Als er mit 65 in Rente ging, baten ihn die Amerikaner, noch ein bisschen weiterzumachen. Er kümmerte sich um die Elektrik und die Heizungen in den Botschaftsvillen, hörte aber mit 70 endgültig auf zu arbeiten. Es gab ja auch noch das Häuschen am See, die Häuser der Kinder, die er half zu bauen, die Reisen mit Edith, die Enkeltöchter, mit denen er angelte und Schlittschuh lief und jedes Wochenende bis in den Nachmittag hinein frühstückte. Er war da, immer, für jeden.

Dann starb seine Holde. Nach 70 Jahren Zusammensein. Er fand kaum Trost. Raffte sich dennoch auf. Machte weiter.
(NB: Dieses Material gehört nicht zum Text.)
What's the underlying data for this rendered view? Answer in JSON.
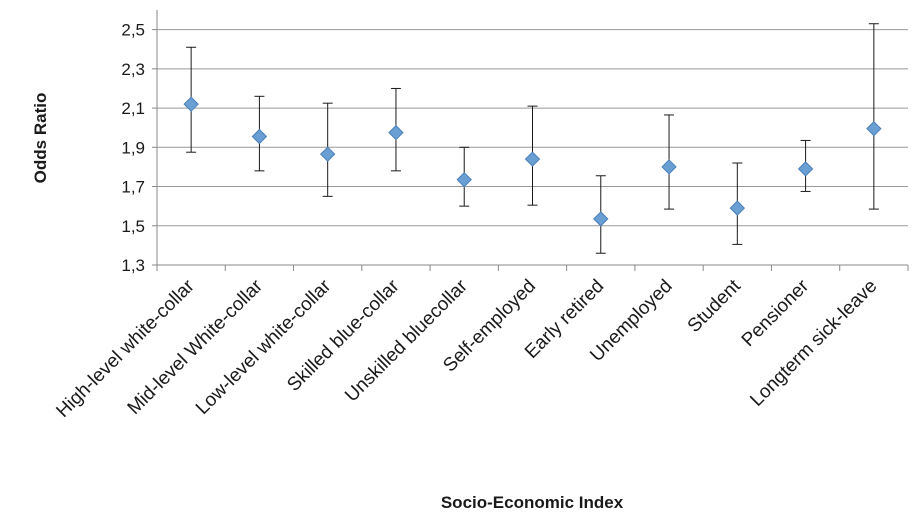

Mähte mit 96 noch den Rasen, sammelte die Äpfel vom Boden, richtete das verrostete Gartentor, erschien immer zurechtgemacht, am liebsten in seinem blauen Hochzeitsanzug, fuhr bis in sein 97. Lebensjahr hinein Auto. In dem Moment, in dem er dann doch damit aufhören musste, denn Ohren und Augen ließen auch bei ihm nach, starb sein Kater. Ihm schien, jetzt brauche ihn niemand mehr. Was ganz und gar nicht stimmte.